Fukuda T, Ishikawa K, Imai K
Tsumura & Co., Ibaraki, Japan.
Biomed Chromatogr. 1995 Jan-Feb;9(1):52-5. doi: 10.1002/bmc.1130090111.
A high sensitive analytical method for salmon calcitonin (sCT) was established by means of derivatization with a fluorescence labelling agent, DBD-F, followed by HPLC separation and fluorescence detection at 558 nm with excitation at 430 nm. Under optimized conditions (DBD-F, 0.1 M borate buffer (pH 8.5):acetonitrile (70:30, v/v)), three molecules of DBD-F reacted with one sCT molecule in the presence of 1 mM sodium dodecyl sulphate (SDS) at 50 degrees C for 3 h. The detection limit for the sCT derivative was 20 fmol. A linear relationship was obtained between the amount of sCT on column and the peak heights in the range of 35-8000 fmol.

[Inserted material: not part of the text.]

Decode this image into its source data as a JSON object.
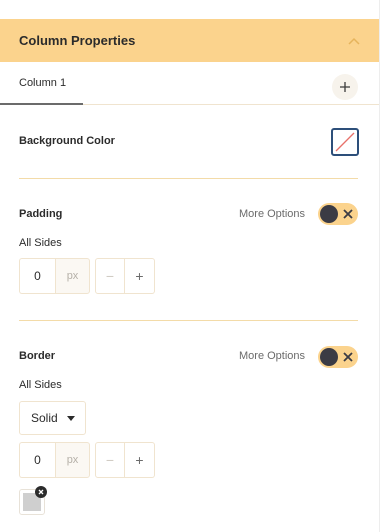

通过用荧光标记剂DBD-F进行衍生化,随后进行HPLC分离,并在430nm激发波长下于558nm处进行荧光检测,建立了一种用于鲑鱼降钙素(sCT)的高灵敏度分析方法。在优化条件下(DBD-F、0.1M硼酸盐缓冲液(pH 8.5):乙腈(70:30,v/v)),在1mM十二烷基硫酸钠(SDS)存在下,于50℃反应3小时,三分子DBD-F与一分子sCT反应。sCT衍生物的检测限为20fmol。在35 - 8000fmol范围内,柱上sCT的量与峰高之间呈线性关系。